Third day in France, Wednesday. Over here, kids have a day off on Wednesday (and usually have to go to school on Saturday instead), which they use for extracurricular activity (wouldn’t want them to get lazy!). My little sister goes swimming, which is why I was alone when I got up (rather late) that morning. By the time I ate breakfast and took a shower, it was noon. I decided (more or less) to waste my day in front of the computer. Downloaded some new episodes, wrote a post, read the entire blog called Nothing for Ungood.
It’s a site written by John, who pokes fun at life in Germany through an American perspective. Something right up my alley. I recognized myself and my friends in alot of these awkward situations and had to laugh out loud several times. It also reminded me of the present I’m giving my mom for Christmas – a book called Culture Shock Germany. I can’t wait to give it to her, the anecdotes are making my head explode.
Speaking of presents, in a phone conversation with The BF I learned that he totally blew his. Apparently, I wasn’t clear enough on the fact that he shouldn’t buy anything until Christmas, not excluding any certain areas of purchase that might be ok.
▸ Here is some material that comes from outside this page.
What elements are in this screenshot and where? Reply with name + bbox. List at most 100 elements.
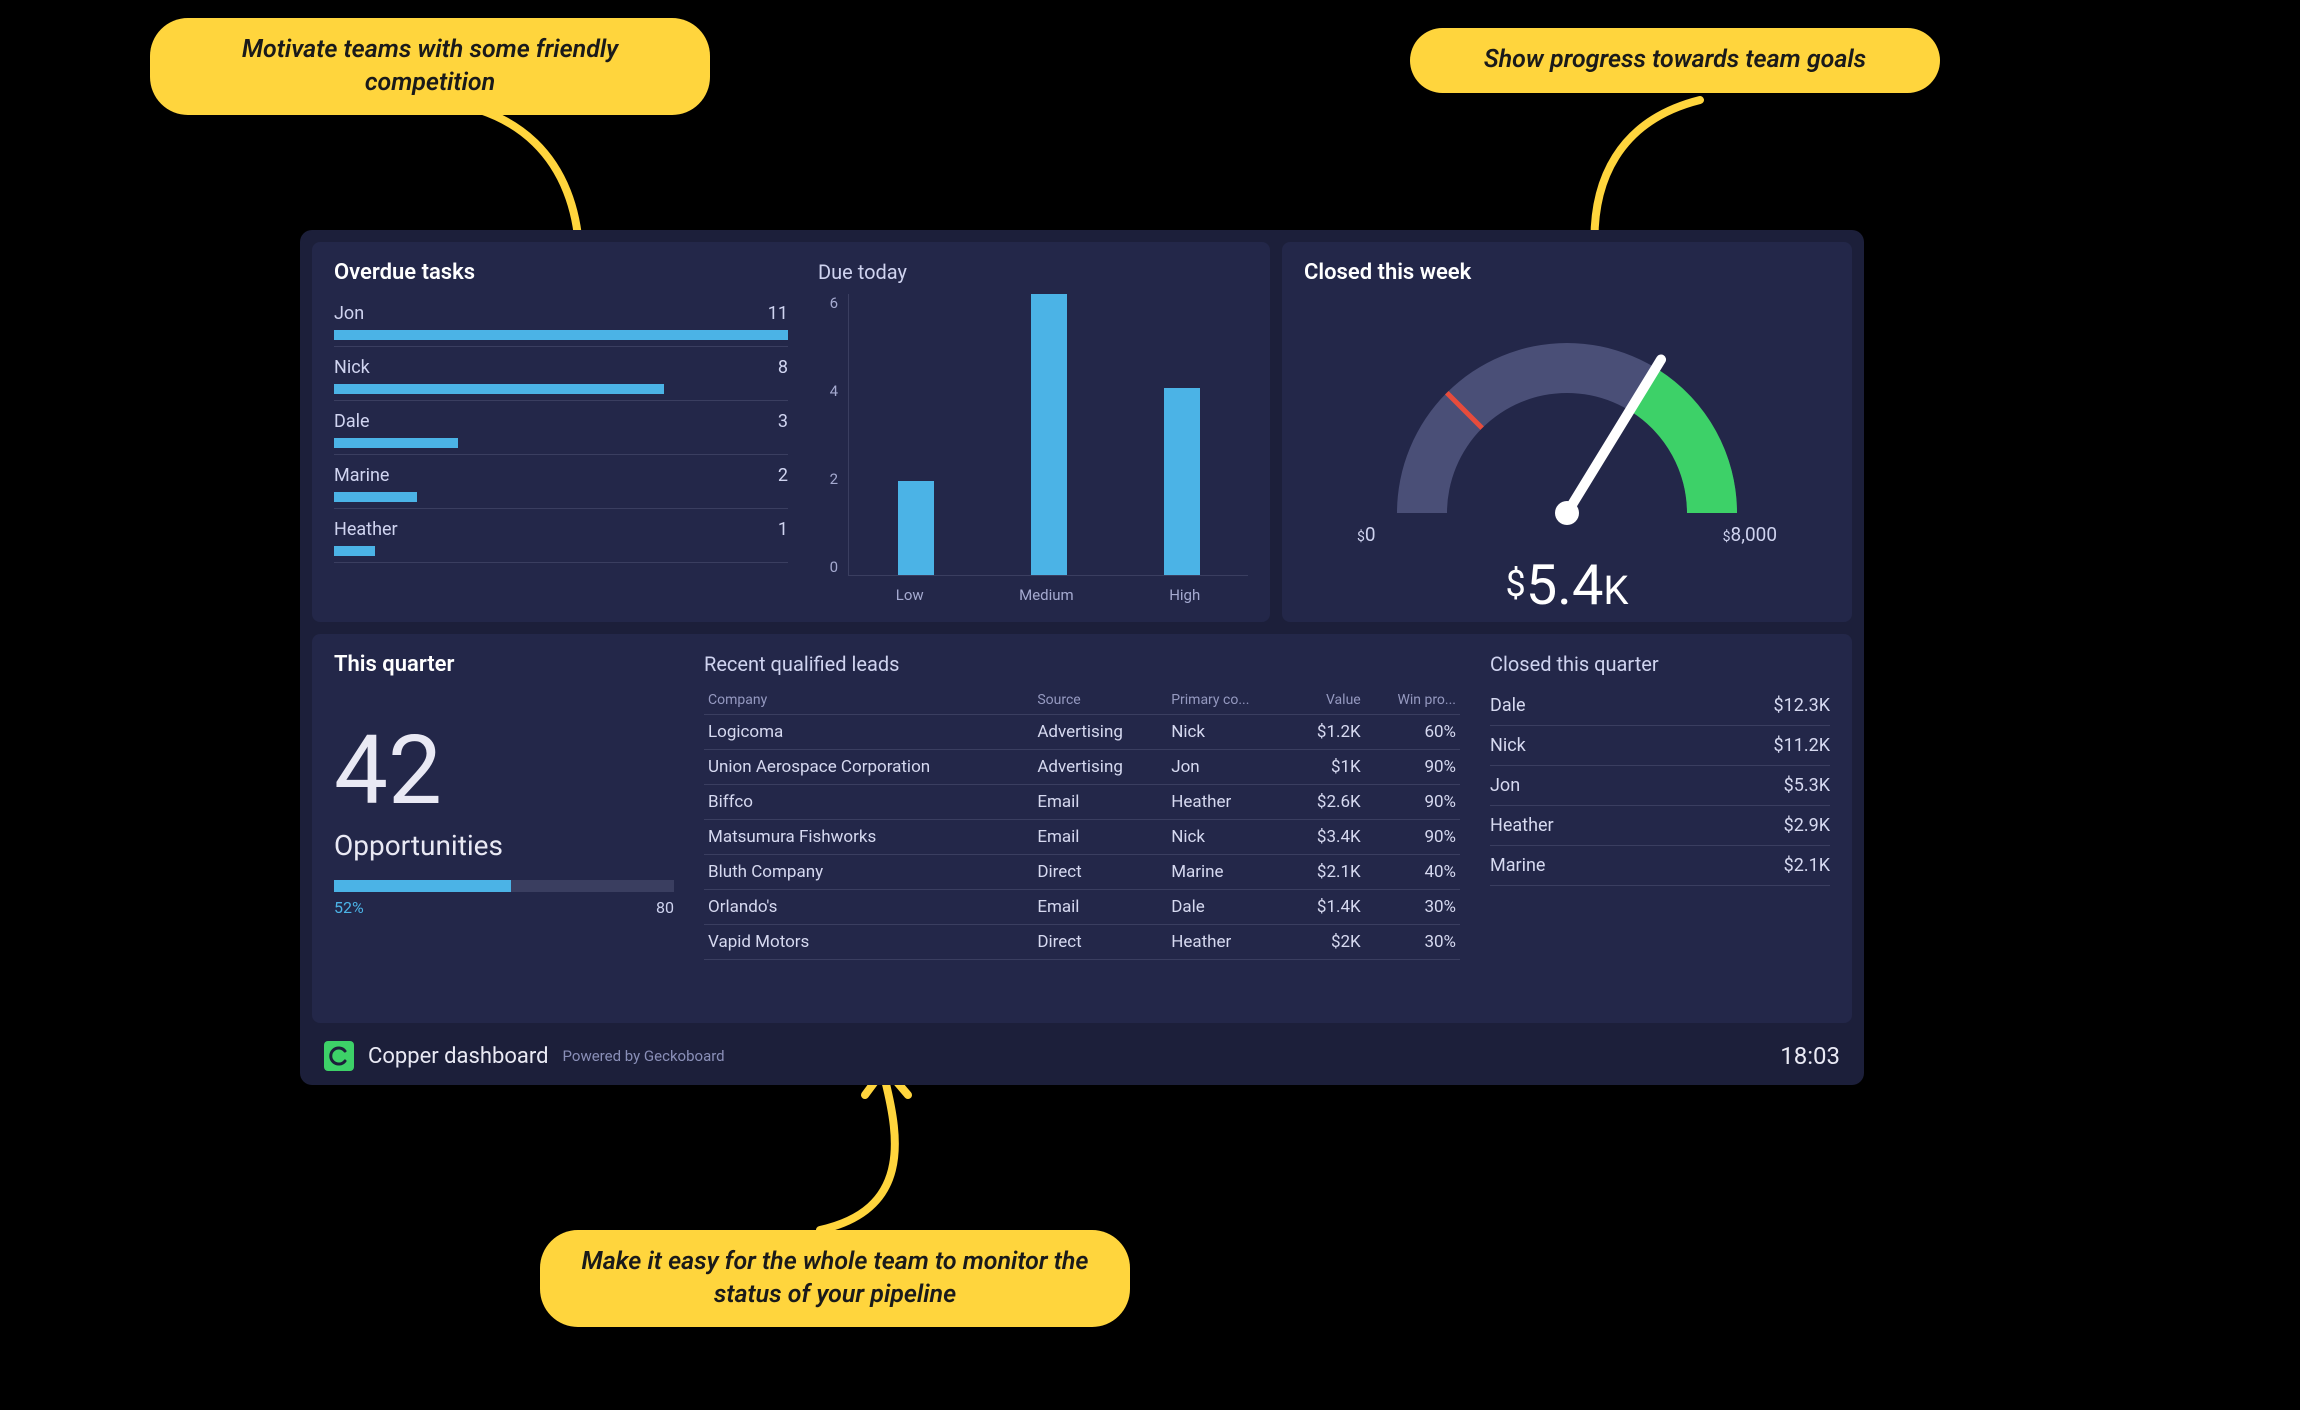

Long story short: he bought himself a book I was going to give him. So now I have to find something else. Good thing we said we would give each other the presents after Christmas, when I’m back home. And at least I know I can get his taste right…
I probably should add that it was cold and gray and rainy that day (a not uncommon occurrence here), so I couldn’t even go out to the woods with my dog. And when it started getting dark, it started getting lonely. It is really quiet around here, and I know I complain a lot about the noise around my apartment, but being alone in a big empty house when it’s dark outside and not a sound is to be heard – well that’s just creepy.
Luckily, at some point, my family did decide to come back home. I then remembered that I wanted to fill out my family tree while I was here. I hardly know anything about my ancestry, which is probably why it interests me so much. I found a site (in German: verwandt.de) where you can create a virtual family tree. I knew my mom kept an old book from my Oma somewhere, which lists her ancestors back to the mid-1700s. So I asked her to get it out, and then we realized it wouldn’t be as simple as just reading the names, dates and adresses off and then putting them into the computer – it was all written in an ancient German font. Now usually I can make out enough letters to understand the gist, but this wasn’t only written in Kurrentschrift, it was also in handwriting. So we spent the evening hovered over this old book, trying to decipher the names – and got up to about the fourth generation.